I. Am. A. Junkie.
It was so good. I savoured every bean (except the black ones, no offense, but I've never cared for the taste of black licorice much). I ate the whole bag in one afternoon. Sure, sure, I shared some with my coworkers. After all, if I'm packing on the pounds, I want them right along with me for the ride. Yeah, I'm thoughtful like that.
I told myself I ate the whole bag because I needed the sugar to get through the rest of the afternoon at work. But the same thing happened the next day. I told myself it's just because they are on sale, once the sale's over, I'll quit the JB, cold turkey.
That was 2 months ago. They're still on sale (now down to $0.79). And they got me hooked. Buying just one bag doesn't do it for me anymore, I have to buy two bags just to get that same sugar rush feeling.

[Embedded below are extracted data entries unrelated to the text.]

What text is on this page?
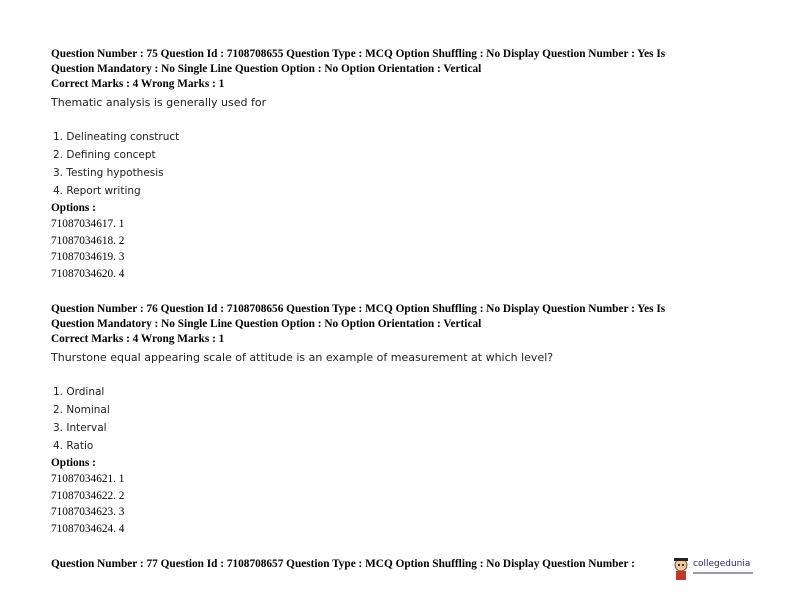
Question Number : 75 Question Id : 7108708655 Question Type : MCQ Option Shuffling : No Display Question Number : Yes Is

Question Mandatory : No Single Line Question Option : No Option Orientation : Vertical

Correct Marks : 4 Wrong Marks : 1

Thematic analysis is generally used for

1. Delineating construct
2. Defining concept
3. Testing hypothesis
4. Report writing
Options :
71087034617. 1
71087034618. 2
71087034619. 3
71087034620. 4

Question Number : 76 Question Id : 7108708656 Question Type : MCQ Option Shuffling : No Display Question Number : Yes Is

Question Mandatory : No Single Line Question Option : No Option Orientation : Vertical

Correct Marks : 4 Wrong Marks : 1

Thurstone equal appearing scale of attitude is an example of measurement at which level?

1. Ordinal
2. Nominal
3. Interval
4. Ratio
Options :
71087034621. 1
71087034622. 2
71087034623. 3
71087034624. 4

Question Number : 77 Question Id : 7108708657 Question Type : MCQ Option Shuffling : No Display Question Number :	collegedunia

I realized my habit was becoming a problem when I started to feel embarrassed taking a bag of Jelly Beans up to the cash register each and every day. I wondered if the "sounds like Toppers Hug Mart" employees whispered about me behind my back [here she is again boys, the Jelly Bean girl]. Cashiers can be so cruel.

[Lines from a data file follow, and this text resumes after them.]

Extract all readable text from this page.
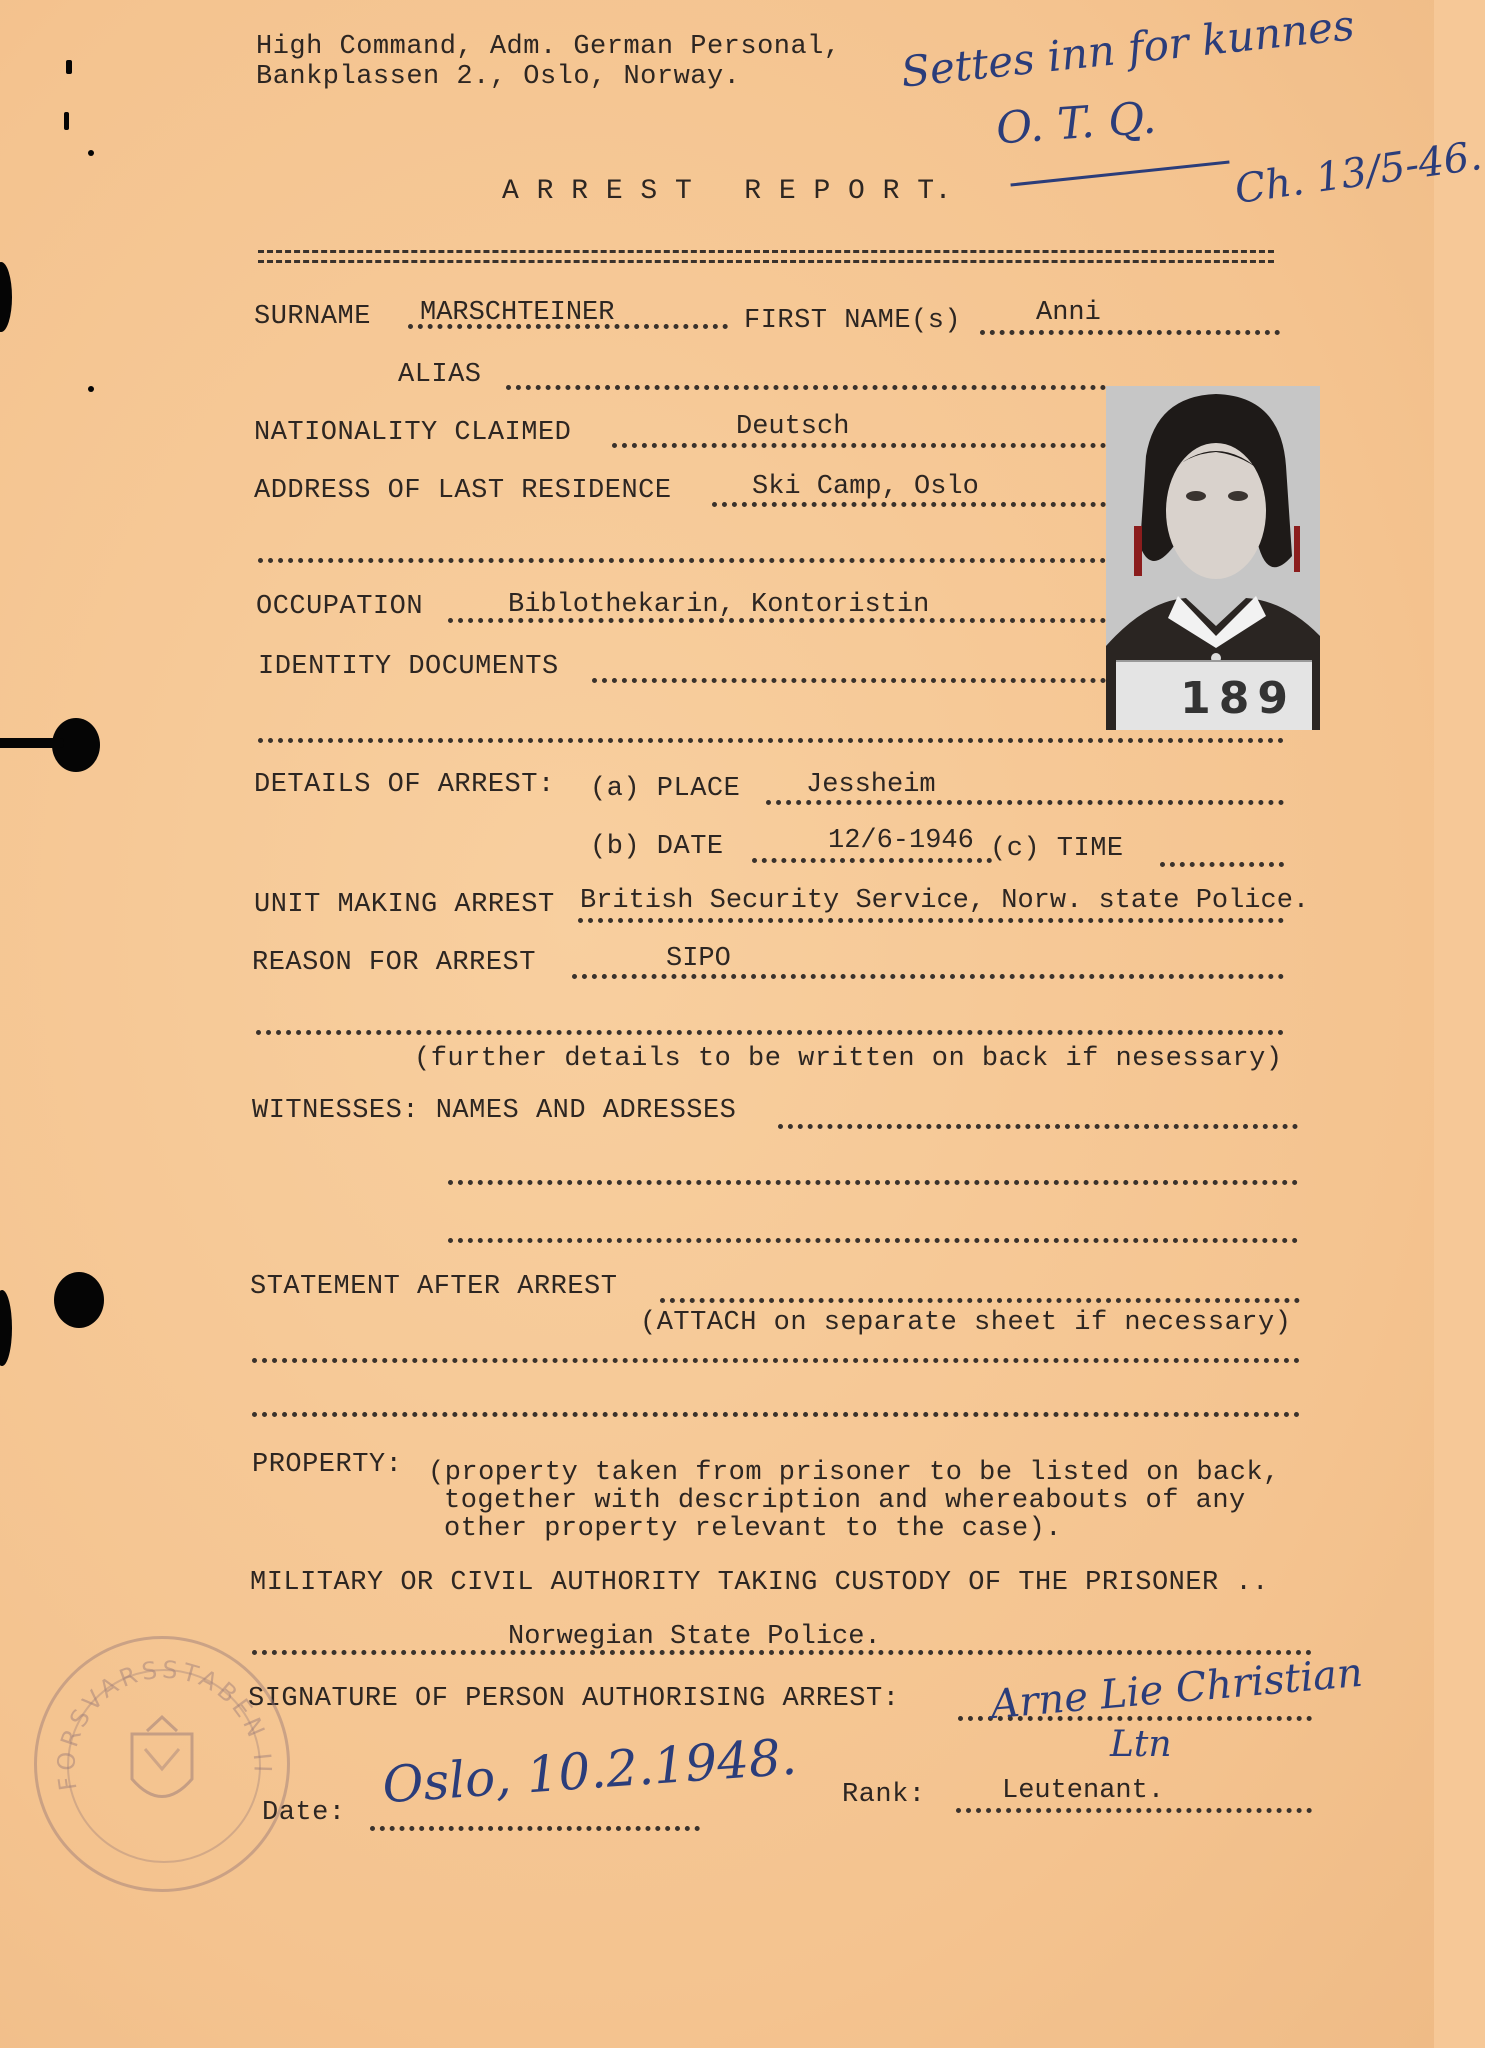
High Command, Adm. German Personal,
Bankplassen 2., Oslo, Norway.
A R R E S T   R E P O R T.
Settes inn for kunnes
O. T. Q.
Ch. 13/5-46.
SURNAME MARSCHTEINER	FIRST NAME(s)	Anni
ALIAS
NATIONALITY CLAIMED	Deutsch
ADDRESS OF LAST RESIDENCE	Ski Camp, Oslo
OCCUPATION	Biblothekarin, Kontoristin
IDENTITY DOCUMENTS
189
DETAILS OF ARREST: (a) PLACE Jessheim
(b) DATE	12/6-1946 (c) TIME
UNIT MAKING ARREST British Security Service, Norw. state Police.
REASON FOR ARREST	SIPO
(further details to be written on back if nesessary)
WITNESSES: NAMES AND ADRESSES
STATEMENT AFTER ARREST
(ATTACH on separate sheet if necessary)
PROPERTY: (property taken from prisoner to be listed on back,
together with description and whereabouts of any
other property relevant to the case).
MILITARY OR CIVIL AUTHORITY TAKING CUSTODY OF THE PRISONER ..
Norwegian State Police.
SIGNATURE OF PERSON AUTHORISING ARREST: Arne Lie Christian
Ltn
Date: Oslo, 10.2.1948. Rank:	Leutenant.
FORSVARSSTABEN II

Then I started to see who was working at the cash before taking my purchase up. Was it the same guy as yesterday? Monday? I felt relief when it was someone completely different. They wouldn't judge me. Me and my Jelly Beans.

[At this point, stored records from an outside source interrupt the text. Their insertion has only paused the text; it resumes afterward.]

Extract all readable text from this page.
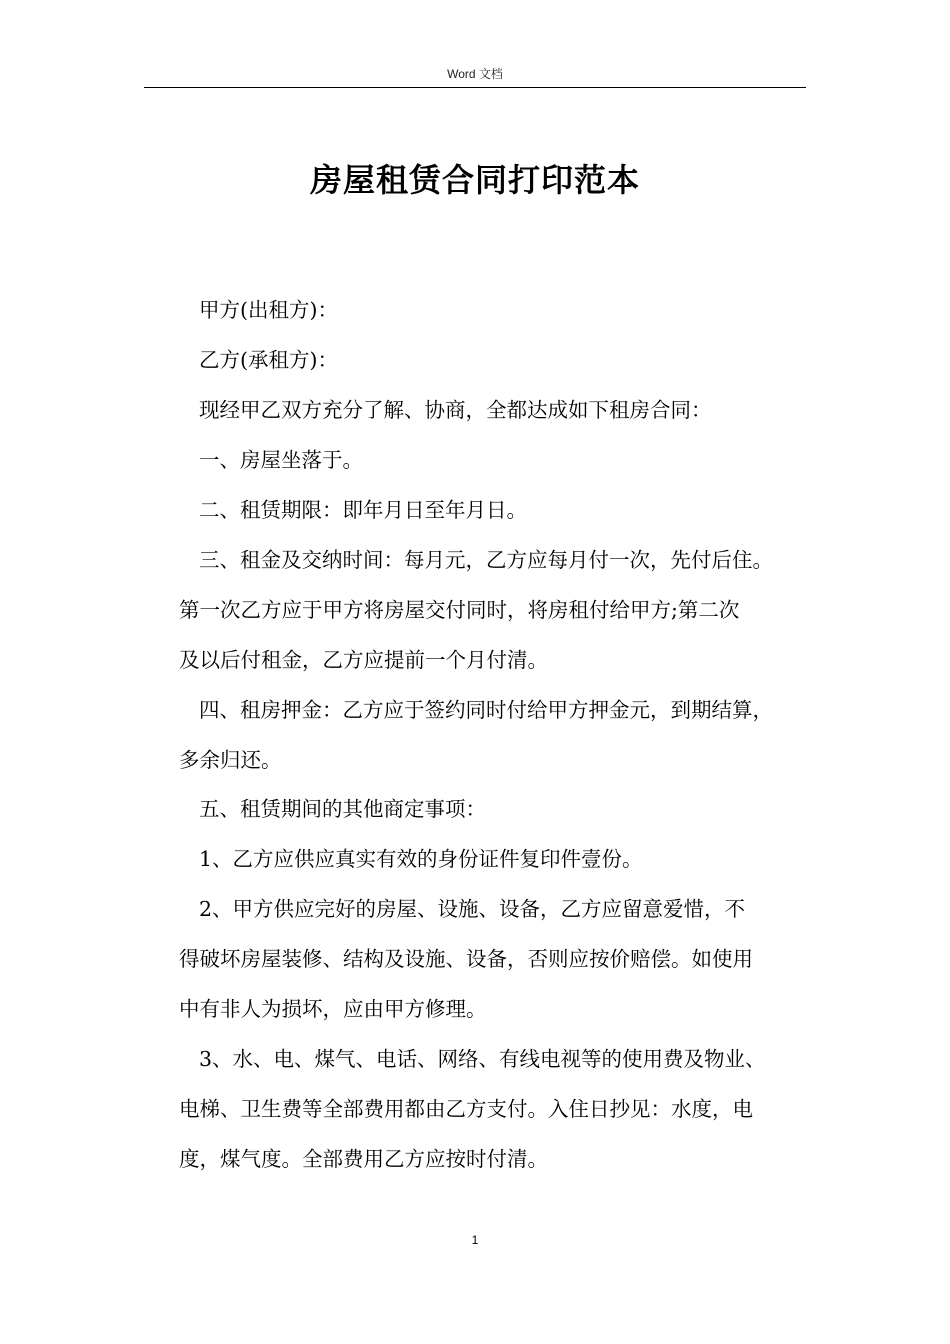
Word 文档
房屋租赁合同打印范本
甲方(出租方)：
乙方(承租方)：
现经甲乙双方充分了解、协商，全都达成如下租房合同：
一、房屋坐落于。
二、租赁期限：即年月日至年月日。
三、租金及交纳时间：每月元，乙方应每月付一次，先付后住。
第一次乙方应于甲方将房屋交付同时，将房租付给甲方;第二次
及以后付租金，乙方应提前一个月付清。
四、租房押金：乙方应于签约同时付给甲方押金元，到期结算，
多余归还。
五、租赁期间的其他商定事项：
1、乙方应供应真实有效的身份证件复印件壹份。
2、甲方供应完好的房屋、设施、设备，乙方应留意爱惜，不
得破坏房屋装修、结构及设施、设备，否则应按价赔偿。如使用
中有非人为损坏，应由甲方修理。
3、水、电、煤气、电话、网络、有线电视等的使用费及物业、
电梯、卫生费等全部费用都由乙方支付。入住日抄见：水度，电
度，煤气度。全部费用乙方应按时付清。
1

After a while that stopped working. Every cashier at the store knew my little secret. So, I started buying other things to accompany my JB bag purchase. Sure, I didn't need deodorant that day, but I would need it some day, right? I didn't exactly need that can of tuna, or can of bug spray either (it's 15 C here in Canada right now, all the bugs are dead). But I'd need those items some day, right?
I said right?
I even started eating the black jelly beans. I couldn't bare to throw them out anymore. And you know what, now I like them too. Once you go black, you never go back.
Yes, I know, I have a problem. My name is Erika, and I'm a Jelly Bean eater.